Rising up to meet the sky
Ever since childhood I have always loved to draw. Animals fascinated me, as did clouds. In our small courtyard in Peking I used to scurry up a tree to get closer to the sky and catch the music of the clouds. They would form and dissolve, form and dissolve, so quickly. I could not bear to miss a single moment.
The time in my life when drawing meant the most to me was during the early years of the Cultural Revolution, when I was forbidden to draw. Some of those sketches, which I drew in great haste and secrecy, are today among my most prized possessions.
It is difficult to describe the Cultural Revolution to those who did not live through it. In my case, I was branded a ''black painter,'' on the grounds that paintings of fishermen which I had done a few years earlier ''uglified the working masses.'' I was dismissed from my position teaching drawing, watercolor, and art history at Qinghua University and packed off to a so-called ''May 7 Cadre school'' in Jiangsi Province.
I was one of a thousand inmates, all from Qinghua University. Some had been respected professors of physics or chemistry. Many were old and infirm. Fortunately I was still in my 30s and not afraid of hard work.
''Cadre school,'' in our case, was a euphemism for a labor camp, a state farm. Most of us were intellectuals, considered to belong to, or to be followers of, the capitalist class. We were to remold our thinking through a combination of hard physical labor and continuous study of Chariman Mao's thoughts.

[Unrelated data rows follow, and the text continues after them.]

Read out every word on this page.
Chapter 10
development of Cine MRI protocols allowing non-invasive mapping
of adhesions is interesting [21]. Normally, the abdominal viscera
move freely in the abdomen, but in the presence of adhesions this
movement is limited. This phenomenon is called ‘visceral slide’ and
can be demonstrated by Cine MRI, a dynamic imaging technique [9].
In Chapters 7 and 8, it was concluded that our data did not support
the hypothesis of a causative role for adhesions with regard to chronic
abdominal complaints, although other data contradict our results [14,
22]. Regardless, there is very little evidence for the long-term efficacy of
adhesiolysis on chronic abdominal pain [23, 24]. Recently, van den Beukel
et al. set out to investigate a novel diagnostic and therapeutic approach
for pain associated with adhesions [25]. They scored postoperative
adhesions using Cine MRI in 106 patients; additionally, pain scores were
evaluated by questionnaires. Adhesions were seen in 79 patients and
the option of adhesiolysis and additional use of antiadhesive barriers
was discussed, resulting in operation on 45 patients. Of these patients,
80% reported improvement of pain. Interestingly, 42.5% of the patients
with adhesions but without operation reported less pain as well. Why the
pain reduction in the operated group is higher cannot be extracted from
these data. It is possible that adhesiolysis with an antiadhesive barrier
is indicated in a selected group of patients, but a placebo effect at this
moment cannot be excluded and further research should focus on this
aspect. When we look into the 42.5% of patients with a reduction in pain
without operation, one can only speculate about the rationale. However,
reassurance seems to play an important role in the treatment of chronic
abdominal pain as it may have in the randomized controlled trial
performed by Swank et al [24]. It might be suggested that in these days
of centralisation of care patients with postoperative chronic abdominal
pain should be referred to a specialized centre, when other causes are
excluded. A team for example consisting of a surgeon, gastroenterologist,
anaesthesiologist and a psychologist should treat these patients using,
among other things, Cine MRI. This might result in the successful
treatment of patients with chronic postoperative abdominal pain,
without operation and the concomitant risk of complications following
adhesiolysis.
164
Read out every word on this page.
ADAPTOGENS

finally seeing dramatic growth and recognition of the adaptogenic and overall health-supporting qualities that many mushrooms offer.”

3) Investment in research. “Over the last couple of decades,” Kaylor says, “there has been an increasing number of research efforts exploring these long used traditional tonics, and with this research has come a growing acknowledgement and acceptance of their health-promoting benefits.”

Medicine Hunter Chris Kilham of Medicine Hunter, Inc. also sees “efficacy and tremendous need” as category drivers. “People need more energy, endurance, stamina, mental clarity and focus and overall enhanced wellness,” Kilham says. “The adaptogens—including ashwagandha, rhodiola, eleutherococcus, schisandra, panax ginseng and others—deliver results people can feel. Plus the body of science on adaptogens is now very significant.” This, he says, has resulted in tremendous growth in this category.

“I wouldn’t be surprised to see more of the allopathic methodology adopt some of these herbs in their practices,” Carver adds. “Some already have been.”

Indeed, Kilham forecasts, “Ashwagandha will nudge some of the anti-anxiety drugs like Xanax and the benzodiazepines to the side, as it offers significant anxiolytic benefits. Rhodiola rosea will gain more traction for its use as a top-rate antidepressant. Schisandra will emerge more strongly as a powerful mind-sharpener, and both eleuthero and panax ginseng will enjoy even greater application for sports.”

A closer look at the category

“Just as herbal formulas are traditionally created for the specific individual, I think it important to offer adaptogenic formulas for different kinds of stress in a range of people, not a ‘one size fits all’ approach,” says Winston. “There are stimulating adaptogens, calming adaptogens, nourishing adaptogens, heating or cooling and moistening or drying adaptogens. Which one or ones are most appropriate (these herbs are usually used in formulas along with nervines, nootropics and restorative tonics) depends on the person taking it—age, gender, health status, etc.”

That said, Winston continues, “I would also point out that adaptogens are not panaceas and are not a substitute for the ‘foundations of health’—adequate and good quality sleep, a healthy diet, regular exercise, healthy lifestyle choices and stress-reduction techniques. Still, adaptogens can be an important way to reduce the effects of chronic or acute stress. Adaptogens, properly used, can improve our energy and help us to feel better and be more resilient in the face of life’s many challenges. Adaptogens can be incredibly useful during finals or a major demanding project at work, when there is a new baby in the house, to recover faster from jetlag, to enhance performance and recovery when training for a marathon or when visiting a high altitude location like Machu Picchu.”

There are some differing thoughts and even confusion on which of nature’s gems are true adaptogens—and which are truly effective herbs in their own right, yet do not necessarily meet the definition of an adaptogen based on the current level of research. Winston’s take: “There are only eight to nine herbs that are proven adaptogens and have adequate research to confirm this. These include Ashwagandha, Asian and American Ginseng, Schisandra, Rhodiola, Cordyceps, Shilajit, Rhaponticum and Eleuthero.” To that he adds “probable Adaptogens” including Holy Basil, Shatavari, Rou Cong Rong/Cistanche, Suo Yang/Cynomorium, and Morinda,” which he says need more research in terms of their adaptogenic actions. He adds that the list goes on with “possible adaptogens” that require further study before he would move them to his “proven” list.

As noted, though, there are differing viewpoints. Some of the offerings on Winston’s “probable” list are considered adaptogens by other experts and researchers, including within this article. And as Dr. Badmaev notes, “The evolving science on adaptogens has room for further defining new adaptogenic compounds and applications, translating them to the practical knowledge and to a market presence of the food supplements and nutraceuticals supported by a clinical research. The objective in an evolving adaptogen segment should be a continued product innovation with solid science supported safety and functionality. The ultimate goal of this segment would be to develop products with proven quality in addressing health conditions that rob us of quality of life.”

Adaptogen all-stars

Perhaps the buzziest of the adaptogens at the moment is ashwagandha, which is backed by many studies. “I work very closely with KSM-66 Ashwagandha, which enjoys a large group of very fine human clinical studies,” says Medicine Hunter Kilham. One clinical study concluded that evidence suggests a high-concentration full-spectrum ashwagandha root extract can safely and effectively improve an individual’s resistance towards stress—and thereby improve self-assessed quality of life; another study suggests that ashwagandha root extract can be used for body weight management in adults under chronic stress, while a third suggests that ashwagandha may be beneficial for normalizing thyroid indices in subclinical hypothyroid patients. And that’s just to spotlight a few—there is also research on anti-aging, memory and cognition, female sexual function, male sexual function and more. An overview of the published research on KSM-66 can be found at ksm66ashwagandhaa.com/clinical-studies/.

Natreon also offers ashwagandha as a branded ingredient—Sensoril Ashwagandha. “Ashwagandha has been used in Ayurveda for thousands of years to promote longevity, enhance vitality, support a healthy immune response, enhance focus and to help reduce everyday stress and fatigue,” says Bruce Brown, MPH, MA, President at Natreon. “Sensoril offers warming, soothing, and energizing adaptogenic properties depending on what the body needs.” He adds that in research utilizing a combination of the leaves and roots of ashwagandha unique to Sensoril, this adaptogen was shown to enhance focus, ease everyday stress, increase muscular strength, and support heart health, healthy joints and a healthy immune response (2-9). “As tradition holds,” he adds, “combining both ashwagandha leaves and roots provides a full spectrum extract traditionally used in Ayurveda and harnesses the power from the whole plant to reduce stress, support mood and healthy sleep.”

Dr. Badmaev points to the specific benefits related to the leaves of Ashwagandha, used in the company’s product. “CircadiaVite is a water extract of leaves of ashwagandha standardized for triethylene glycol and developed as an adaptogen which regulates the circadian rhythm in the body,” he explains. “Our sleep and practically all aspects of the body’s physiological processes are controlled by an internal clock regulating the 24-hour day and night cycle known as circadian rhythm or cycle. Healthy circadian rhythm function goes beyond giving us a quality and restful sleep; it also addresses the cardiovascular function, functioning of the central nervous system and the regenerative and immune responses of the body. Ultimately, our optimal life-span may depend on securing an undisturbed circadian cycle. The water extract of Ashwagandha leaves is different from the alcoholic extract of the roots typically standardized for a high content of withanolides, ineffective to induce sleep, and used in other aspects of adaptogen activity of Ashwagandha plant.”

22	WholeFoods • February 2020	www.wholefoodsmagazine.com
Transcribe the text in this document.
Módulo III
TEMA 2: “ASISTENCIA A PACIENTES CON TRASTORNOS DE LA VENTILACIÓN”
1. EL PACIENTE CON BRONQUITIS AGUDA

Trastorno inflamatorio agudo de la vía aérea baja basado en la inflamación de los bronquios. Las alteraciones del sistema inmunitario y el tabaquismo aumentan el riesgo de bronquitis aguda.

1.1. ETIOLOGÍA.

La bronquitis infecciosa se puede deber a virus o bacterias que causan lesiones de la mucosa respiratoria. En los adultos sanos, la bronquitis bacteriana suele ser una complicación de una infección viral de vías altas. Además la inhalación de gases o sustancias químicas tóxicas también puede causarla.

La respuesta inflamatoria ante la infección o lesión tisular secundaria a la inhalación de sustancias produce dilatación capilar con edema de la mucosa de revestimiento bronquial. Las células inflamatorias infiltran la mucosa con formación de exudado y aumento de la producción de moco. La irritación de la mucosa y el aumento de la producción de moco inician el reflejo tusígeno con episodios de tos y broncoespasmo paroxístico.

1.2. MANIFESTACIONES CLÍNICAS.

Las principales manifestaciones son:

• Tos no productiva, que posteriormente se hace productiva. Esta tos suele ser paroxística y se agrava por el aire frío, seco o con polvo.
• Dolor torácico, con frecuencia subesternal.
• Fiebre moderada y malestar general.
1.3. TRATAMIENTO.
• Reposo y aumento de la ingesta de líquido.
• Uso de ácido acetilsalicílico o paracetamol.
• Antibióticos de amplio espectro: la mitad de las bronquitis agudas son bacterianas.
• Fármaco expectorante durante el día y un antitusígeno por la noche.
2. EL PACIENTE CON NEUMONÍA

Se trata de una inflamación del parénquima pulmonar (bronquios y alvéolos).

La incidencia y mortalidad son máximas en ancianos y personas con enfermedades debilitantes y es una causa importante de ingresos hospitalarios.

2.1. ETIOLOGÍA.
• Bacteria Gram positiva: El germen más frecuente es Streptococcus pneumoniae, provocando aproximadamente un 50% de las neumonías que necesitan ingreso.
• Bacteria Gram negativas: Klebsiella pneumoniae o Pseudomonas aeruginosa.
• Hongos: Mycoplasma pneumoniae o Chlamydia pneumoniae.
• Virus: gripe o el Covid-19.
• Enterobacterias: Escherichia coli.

We arose at 4 every morning and were out in the fields by 5. We plowed, hoed, planted, weeded, reaped, threshed - in fair weather and in foul - or else we engaged in various kinds of construction work. I carried 90-kilogram bags of rice, or 40 bricks per load. In the evenings, or when the weather was really bad , we studied the works of Chairman Mao.
I did not mind the physical labor, but I could not bear not to be allowed to draw. My old teacher and benefactor, Xu Beihong, used to tell me constantly, ''Singing is inseparable from having a mouth; boxing is inseparable from having fists.'' In other words, practice makes perfect.
But according to the official doctrine, all inmates of the camp had come to remold their thinking, to give their all for the revolution. That meant we could not practice our own skills, whatever they were. And in addition, I was a ''black painter.''
I was determined not to let my fingers lose the feel of drawing. I would hide a small sketch pad under my shirt, and once we were outside, whenever people were not looking, I would hurriedly bring it out and begin to draw. I rarely had more than five minutes.
Every precious second counted. Our farm was very close to Poyang Lake, China's largest freshwater lake. Every day I drank in the vast panorama of land and water and sky. The clouds there were as fast-moving as those I remembered from childhood, and my vision was not restricted by city walls and rooftops, as in Peking.
In that vast landscape I felt myself part of the millennial current of Chinese history and civilization. I thought of the Tang poet, Wang Buo, who wandered by Lake Poyang and sang: autumn water stretches out to meet the sky; sunset clouds and a lone duck fly up together.
How many poets and painters since Wang Buo had seen this same landscape? Compared with the rich totality of Chinese culture and civilization, how ephemeral was the Cultural Revolution. I was sure that someday I would be able to draw and paint again - not hurriedly or in secret, but boldly, for all the world to see.
My experience at the May 7 Cadre school lasted 21/2 years, from 1969 to 1971. The camp was closed on orders from Premier Zhou En-lai and we were all allowed to go back to Qinghua University. In my case, I was still not permitted to teach. Because I never recanted my insistence that my paintings were not black, I was placed on the university maintenance crew and continued to work as a manual laborer. I was not rehabilitated until 1977, after the fall of the ''gang of four.''
Today I feel more free than at any time since the establishment of the People's Republic. I am an associate professor at the Central Academy of Fine Arts. I can travel throughout China. I can paint as I please.
But I will never forget my stay at the May 7 Cadre school, nor the small, hasty sketches I made there. They remind me that the creative impulse can master every adverse circumstance. Like the lone duck of Wang Buo's poem, I too can fly up into the rosy clouds of sunset.